Vox has an issue with the color of Earth changing. No, really!
Maybe you've heard: Earth, our planet, is not doing great. Tropical forests are getting cut down. Parking lots are replacing bird-filled grasslands. Climate change is fueling forest-razing wildfires. On the whole, natural, plant-filled habitats, seem to be disappearing.
Despite this destruction, scientists keep coming to an odd conclusion: The Earth is growing greener. Not green in the metaphorical "sustainable" sense, but in the literal color green.
In the last four decades, the extent of green vegetation — i.e., the amount of leaves in a given area — has substantially increased across the planet, according to a number of recent scientific studies based on satellite data. There's actually more green space today, not less. And this "global greening" phenomenon is not just occurring on land. Large parts of the oceans are getting greener, too, research shows. Our blue planet, it seems, is increasingly a green planet.
A lot of the human activities the author points to are miniscule compared to the growth occurring and it is obviously due to abundant amounts of carbon dioxide ending up in the atmosphere enabling plants to grow. This, in turn, means more abundant amounts of plants to cultivate for humans to eat including food for animals used for human consumption.

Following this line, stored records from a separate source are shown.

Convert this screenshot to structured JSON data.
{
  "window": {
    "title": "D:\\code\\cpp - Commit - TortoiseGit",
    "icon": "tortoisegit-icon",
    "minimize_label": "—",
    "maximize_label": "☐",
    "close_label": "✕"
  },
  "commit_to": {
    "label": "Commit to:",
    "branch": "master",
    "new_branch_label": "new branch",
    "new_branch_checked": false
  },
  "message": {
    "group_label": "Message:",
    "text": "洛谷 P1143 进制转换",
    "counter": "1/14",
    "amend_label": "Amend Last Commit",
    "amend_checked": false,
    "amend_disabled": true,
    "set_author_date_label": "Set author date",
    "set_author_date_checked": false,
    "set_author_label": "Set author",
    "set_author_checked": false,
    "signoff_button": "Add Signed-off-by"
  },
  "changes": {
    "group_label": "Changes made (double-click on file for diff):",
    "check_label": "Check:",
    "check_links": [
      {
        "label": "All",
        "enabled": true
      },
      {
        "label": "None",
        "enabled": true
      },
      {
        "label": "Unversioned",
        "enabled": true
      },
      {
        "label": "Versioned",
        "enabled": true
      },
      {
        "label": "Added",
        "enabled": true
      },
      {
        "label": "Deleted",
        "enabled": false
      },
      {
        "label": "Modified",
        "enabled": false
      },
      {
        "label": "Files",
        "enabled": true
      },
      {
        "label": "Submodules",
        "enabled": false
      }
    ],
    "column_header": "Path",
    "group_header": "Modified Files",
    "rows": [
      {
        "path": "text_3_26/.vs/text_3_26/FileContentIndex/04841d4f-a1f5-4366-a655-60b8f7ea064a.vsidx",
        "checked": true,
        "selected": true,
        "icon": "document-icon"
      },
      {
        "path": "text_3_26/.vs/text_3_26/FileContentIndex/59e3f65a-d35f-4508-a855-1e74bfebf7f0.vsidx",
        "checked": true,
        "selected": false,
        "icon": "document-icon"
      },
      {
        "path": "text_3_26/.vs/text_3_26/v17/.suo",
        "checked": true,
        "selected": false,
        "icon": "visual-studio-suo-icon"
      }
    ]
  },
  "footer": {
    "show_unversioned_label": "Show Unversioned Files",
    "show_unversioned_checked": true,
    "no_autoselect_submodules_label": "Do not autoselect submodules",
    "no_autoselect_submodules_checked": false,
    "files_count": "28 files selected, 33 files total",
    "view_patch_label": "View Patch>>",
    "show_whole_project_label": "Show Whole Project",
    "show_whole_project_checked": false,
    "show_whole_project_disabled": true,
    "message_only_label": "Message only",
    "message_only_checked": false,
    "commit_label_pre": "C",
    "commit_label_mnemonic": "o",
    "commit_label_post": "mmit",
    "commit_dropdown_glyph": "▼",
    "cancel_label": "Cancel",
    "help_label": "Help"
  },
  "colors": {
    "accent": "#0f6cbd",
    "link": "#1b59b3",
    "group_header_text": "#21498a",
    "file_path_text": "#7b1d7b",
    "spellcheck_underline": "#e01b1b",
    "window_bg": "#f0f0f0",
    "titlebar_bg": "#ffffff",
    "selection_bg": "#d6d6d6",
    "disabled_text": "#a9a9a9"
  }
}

The author is resorting to the usual climate doom-and-gloom clap trap, trying to create panic probably either for clicks or to really send Vox's readers into a panic. This likely due to the left continuing to think that carbon dioxide is a pollutant which is a point they have push as far back as the early part of the century. The notion that it is got more momentum after the U.S. Supreme Court decided in the case Massachusetts vs. EPA that CO2 is a pollutant and the EPA was able to regulate it. The court reversed itself 15 years later.
This article's author, Benji Jones, is ultimately telling their readers not to believe their eyes and continue to have faith in the cause.